WINDOW RESEARCH INSTITUTE

Series Index of Window Sounds and Movements

The Yosuitei
06/07 Shitajimado and Renjimado, 08 Nijiriguchi, 09/10 Shitajimado and Renjimado

Yoh Komiyama (Product Designer)

04 Dec 2021

Keywords
Design
Product Design

06/07  Shitajimado and Renjimado
Another instance where Enshu used his favorite combination of an upper shitajimado (exposed lath window) and lower renjimado (slatted window). This shitajimado has a woven blind (sudare) on its exterior side, and the renjimado has a single sliding paper screen on its interior side.

 

08  Nijiriguchi
A nijiriguchi (lit. “wriggle-in entrance”) is a small entrance made for tea ceremony guests. It is also known as a kuguri (lit. “duck-through”), and it is fitted with a single sliding door panel called a nijirido (lit. “wriggle-in door”) or sasado (lit. “narrow door”). These door panels are said to have originally been made by cutting wood board shutters (amado), and the simplicity of their designs speaks to their origins. They are constructed as what is called a nimaihan (lit. “two and a half boards”), and as the name suggests, they are composed of two wide plain-sawn boards and one narrow quarter-sawn board, which are arranged in the order of large-medium-small or large-large-small. They are typically held together from the inside by battens fixed to the middle and upper part of the boards and do not have a top rail.

 

09/10  Shitajimado and Renjimado
In this instance where Enshu used his favored combination of an upper shitajimado (exposed lath window) and a lower renjimado (slatted window), the shitajimado has a single sliding paper screen, and the renjimado has double sliding paper panels. The tea ceremony host can control the amount of light that enters the room and use it for effect by adjusting these sliding paper panels, which shut out sunlight like solid walls when closed and become bright, airy apertures when opened.

 

About the Yosuitei
Japanese teahouses (chashitsu) are unique buildings with small interiors and many types of windows. The Yosuitei is a thatched hut-style teahouse from the Kanei era (1624–1644) of the early Edo period. It was commissioned by Toshitsune Maeda, the second lord of the Kaga Domain, and built alongside a waiting shelter and a reception hall with a dais at the residence of Kakujo Goto, a sword engraver and Maeda clan liege based in Kyo (present-day Kyoto). Designed by Enshu Kobori, the multiwindowed teahouse is also referred to as the Jusansoseki (lit. “Thirteen-Window Tearoom”) based on the fact that it has thirteen windows, which is the most of any extant teahouse. This project aims to extract the subtle, rich behaviors of the Yosuitei’s thirteen windows by studying the sounds and movements that they make when opened and closed.

 

 

Index of Window Sounds and Movements
The Index of Window Sounds and Movements is a project to observe and extract the sounds and movements of operable windows in order to understand how we perceive windows with our ears and eyes.

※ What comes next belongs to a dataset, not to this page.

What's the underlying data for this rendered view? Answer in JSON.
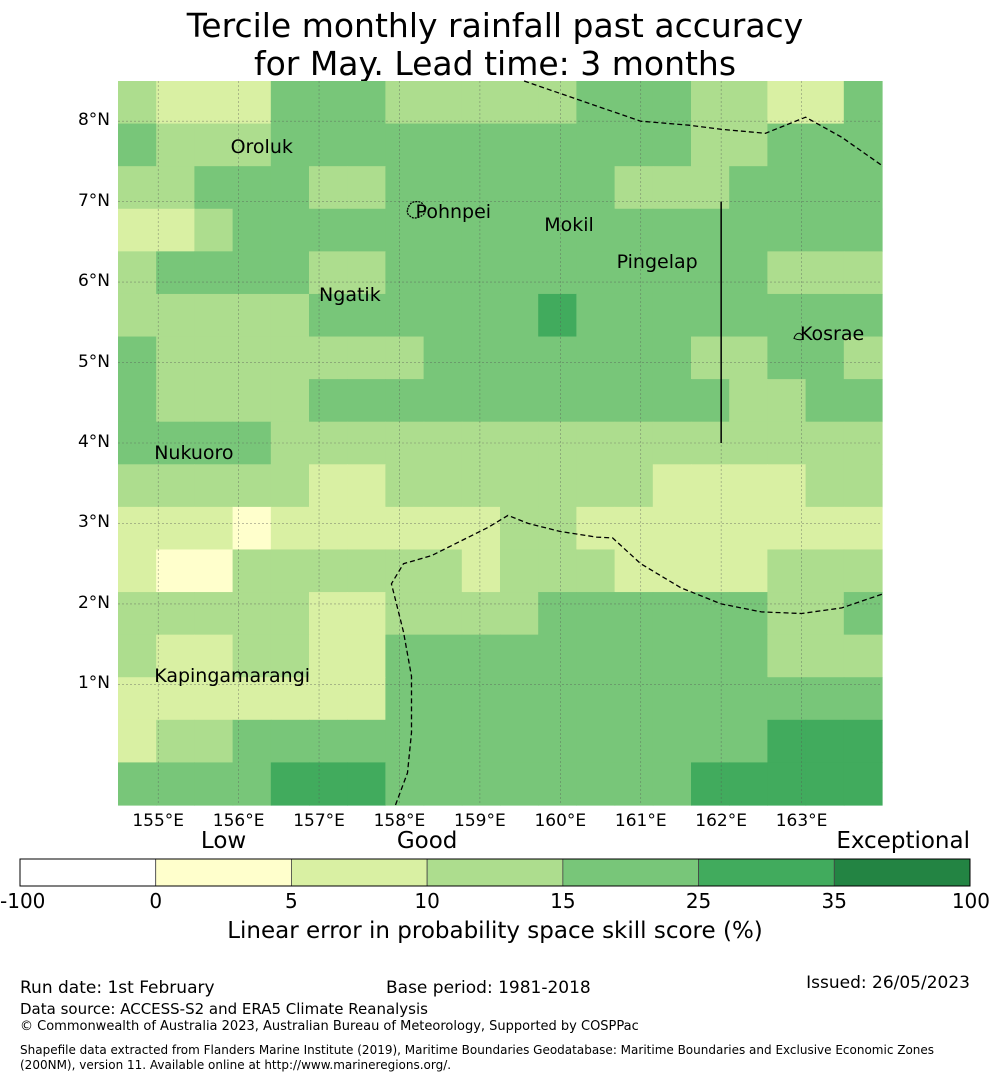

This is the first research project of Window Products Inside, and it is being conducted as a collaboration between product designer Yoh Komiyama and the Window Research Institute, with videography by Tomohiro Okazaki.

 

Window Products Inside
Windows Products Inside is a research project initiated by product designer Yoh Komiyama. By extracting and redefining the various meanings that are implicit to the window as an object, the project hopes to uncover what is needed so that windows can create a diversity of new lifestyles, cultures, and new customs.